雑食系男子・植木くん Vol.2

雑食系男子・植木くん:僕の苦しい夏の恋。男には、ピエロになりきる夜もある。

東京カレンダーWEBで連載中のドラマ『青山ヒロム』。それは、慈恵医大を卒業後、34歳で独立し恵比寿で眼科を開業したイケメンドクター・青山ヒロムと、一流企業で働く魅力的な女たちが東京を舞台に繰り広げるセクシャルで時に切ないラブコメディ。

そんな青山ヒロムと、女性たちの展開を側で見守るのは、女となれば見境がないのに、何故か憎めない雑食系・広告代理店男子・植木くん。

これは『青山ヒロム』を間近で見つめる、とことんチャらくて、ちょっぴりピュアな植木くんのサイドストーリー。

自分が直面する平凡な現実を受け入れるよりは、恋の戦士として、神からも愛された青山ヒロムとタックを組んでこの東京恋愛ジャングルに進んで行くことを決意した植木くんの、今週の調子は?

植木くん、今夜も絶好調・・・?


「ねぇ、今度バカールのシェフが独立したフレンチ食べ行かない?」

六本木のクラブからの流れで、そのまま六本木通りにある「ホテルS」(「ホテルアイビス」の改装工事が男たちに与えた打撃は大きく、その後勇者たちは四方八方へ散っていきました。)に連れ込んだ、外資系コンサル会社に勤務する、気が強いがベッドの上ではどMな女が、次回の約束をねだってきました。


バカールのシェフが独立したフレンチ、といえば、2016年上半期おそらく最もホットなレストラン『シンシア』です。

2008年のオープン以来多くのファンを獲得し、“予約の取れない店”としても知られた伝説的な松濤の名店『レストラン バカール』が人気の絶頂で突然閉店したのが2015年3月。
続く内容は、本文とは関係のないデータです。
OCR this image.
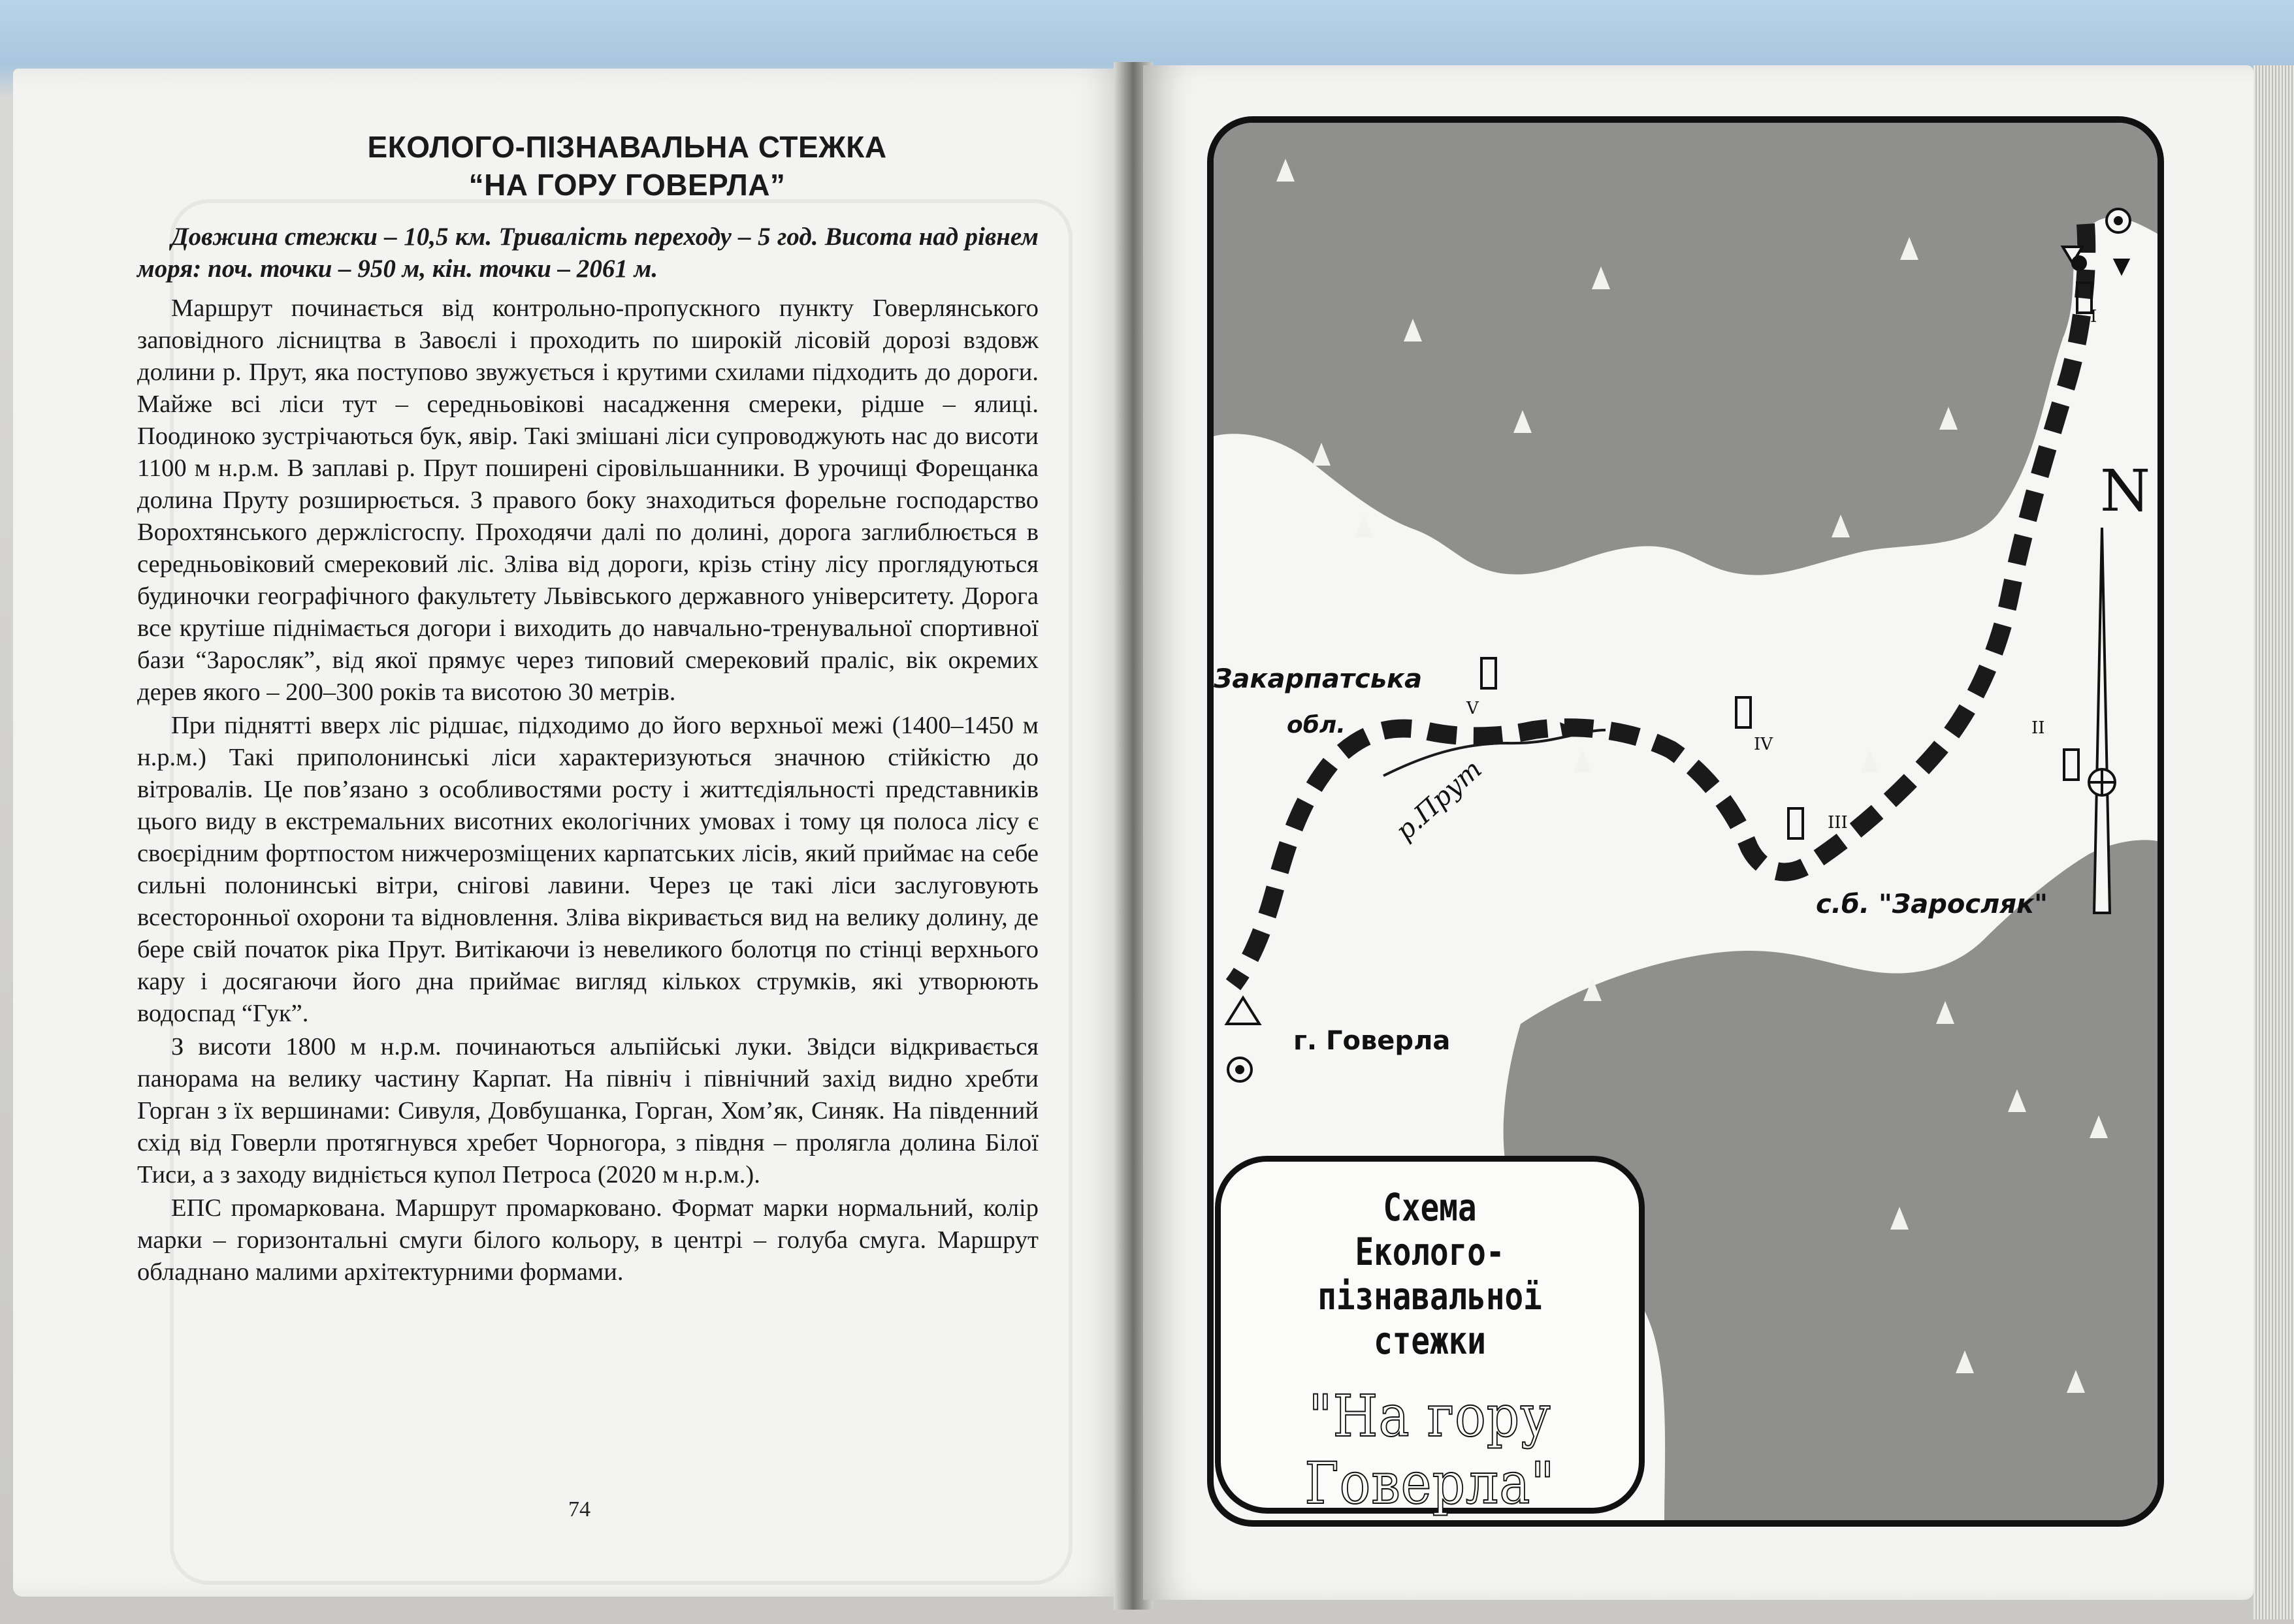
ЕКОЛОГО-ПІЗНАВАЛЬНА СТЕЖКА
“НА ГОРУ ГОВЕРЛА”

Довжина стежки – 10,5 км. Тривалість переходу – 5 год. Висота над рівнем моря: поч. точки – 950 м, кін. точки – 2061 м.

Маршрут починається від контрольно-пропускного пункту Говерлянського заповідного лісництва в Завоєлі і проходить по широкій лісовій дорозі вздовж долини р. Прут, яка поступово звужується і крутими схилами підходить до дороги. Майже всі ліси тут – середньовікові насадження смереки, рідше – ялиці. Поодиноко зустрічаються бук, явір. Такі змішані ліси супроводжують нас до висоти 1100 м н.р.м. В заплаві р. Прут поширені сіровільшанники. В урочищі Форещанка долина Пруту розширюється. З правого боку знаходиться форельне господарство Ворохтянського держлісгоспу. Проходячи далі по долині, дорога заглиблюється в середньовіковий смерековий ліс. Зліва від дороги, крізь стіну лісу проглядуються будиночки географічного факультету Львівського державного університету. Дорога все крутіше піднімається догори і виходить до навчально-тренувальної спортивної бази “Заросляк”, від якої прямує через типовий смерековий праліс, вік окремих дерев якого – 200–300 років та висотою 30 метрів.

При піднятті вверх ліс рідшає, підходимо до його верхньої межі (1400–1450 м н.р.м.) Такі приполонинські ліси характеризуються значною стійкістю до вітровалів. Це пов’язано з особливостями росту і життєдіяльності представників цього виду в екстремальних висотних екологічних умовах і тому ця полоса лісу є своєрідним фортпостом нижчерозміщених карпатських лісів, який приймає на себе сильні полонинські вітри, снігові лавини. Через це такі ліси заслуговують всесторонньої охорони та відновлення. Зліва вікривається вид на велику долину, де бере свій початок ріка Прут. Витікаючи із невеликого болотця по стінці верхнього кару і досягаючи його дна приймає вигляд кількох струмків, які утворюють водоспад “Гук”.

З висоти 1800 м н.р.м. починаються альпійські луки. Звідси відкривається панорама на велику частину Карпат. На північ і північний захід видно хребти Горган з їх вершинами: Сивуля, Довбушанка, Горган, Хом’як, Синяк. На південний схід від Говерли протягнувся хребет Чорногора, з півдня – пролягла долина Білої Тиси, а з заходу видніється купол Петроса (2020 м н.р.м.).

ЕПС промаркована. Маршрут промарковано. Формат марки нормальний, колір марки – горизонтальні смуги білого кольору, в центрі – голуба смуга. Маршрут обладнано малими архітектурними формами.

74
Закарпатська
обл.
г. Говерла
с.б. "Заросляк"
N
р.Прут
I
II
III
IV
V
Схема
Еколого-пізнавальної
стежки
"На гору Говерла"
その沈黙を破り表参道にできたのが『シンシア』で、感度の高い業界人の中では、すでに早速予約がとれないと評判な店です。


しかし、基本的に関係を持った女とは1度きり。相手への過度な期待をさせたくないので、携帯番号も聞かなければ、もちろん、次のデートの約束もしないのが僕のセオリーです。

そんな気配を身に纏っているから、傷つくことに臆病な女性たちからは「次回の約束」など禁忌のトピックのはずなのですが…
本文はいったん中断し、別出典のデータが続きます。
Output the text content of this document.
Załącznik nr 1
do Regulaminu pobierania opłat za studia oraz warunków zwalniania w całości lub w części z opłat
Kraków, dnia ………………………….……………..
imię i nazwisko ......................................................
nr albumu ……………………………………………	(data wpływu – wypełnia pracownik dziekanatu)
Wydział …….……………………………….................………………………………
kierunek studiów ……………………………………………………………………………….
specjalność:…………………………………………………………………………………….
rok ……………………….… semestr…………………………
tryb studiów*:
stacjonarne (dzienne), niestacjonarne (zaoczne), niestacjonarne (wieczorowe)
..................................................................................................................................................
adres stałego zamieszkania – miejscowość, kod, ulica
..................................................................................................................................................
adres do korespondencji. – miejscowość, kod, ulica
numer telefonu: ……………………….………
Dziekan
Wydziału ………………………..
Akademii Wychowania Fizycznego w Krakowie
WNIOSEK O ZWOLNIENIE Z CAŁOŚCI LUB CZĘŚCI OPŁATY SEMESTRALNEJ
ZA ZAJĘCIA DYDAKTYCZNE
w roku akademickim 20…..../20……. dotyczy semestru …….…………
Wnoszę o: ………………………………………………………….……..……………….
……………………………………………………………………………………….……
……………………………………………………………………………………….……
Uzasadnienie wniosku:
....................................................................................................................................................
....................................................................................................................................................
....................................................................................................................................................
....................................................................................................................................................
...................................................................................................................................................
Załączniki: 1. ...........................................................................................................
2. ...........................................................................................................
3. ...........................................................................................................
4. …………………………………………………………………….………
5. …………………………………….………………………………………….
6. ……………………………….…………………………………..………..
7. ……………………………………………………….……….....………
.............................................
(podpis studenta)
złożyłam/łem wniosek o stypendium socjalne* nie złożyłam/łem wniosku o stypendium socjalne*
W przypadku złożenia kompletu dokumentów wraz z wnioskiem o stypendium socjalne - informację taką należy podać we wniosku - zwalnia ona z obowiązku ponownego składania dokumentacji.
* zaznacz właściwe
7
面倒だと思いながらも、同じ恋愛戦士としてカミカゼのような自滅覚悟でのアタックには頭が下がります。敬意を評して、お食事会へのスライドをやんわりと提案しました。

「僕の知り合いのイケメンドクターを連れて行くよ。」

そういうと、彼女は、ベッドの上で、女友達のLINEグループに投稿して、その場で日程を詰めてきました。ピラニアの水槽に投下した餌が微塵もなく消えるが如く、ヒロム氏のような優良物件は、あっという間に食い散らかされるのだなと思わず苦笑いの夜でした。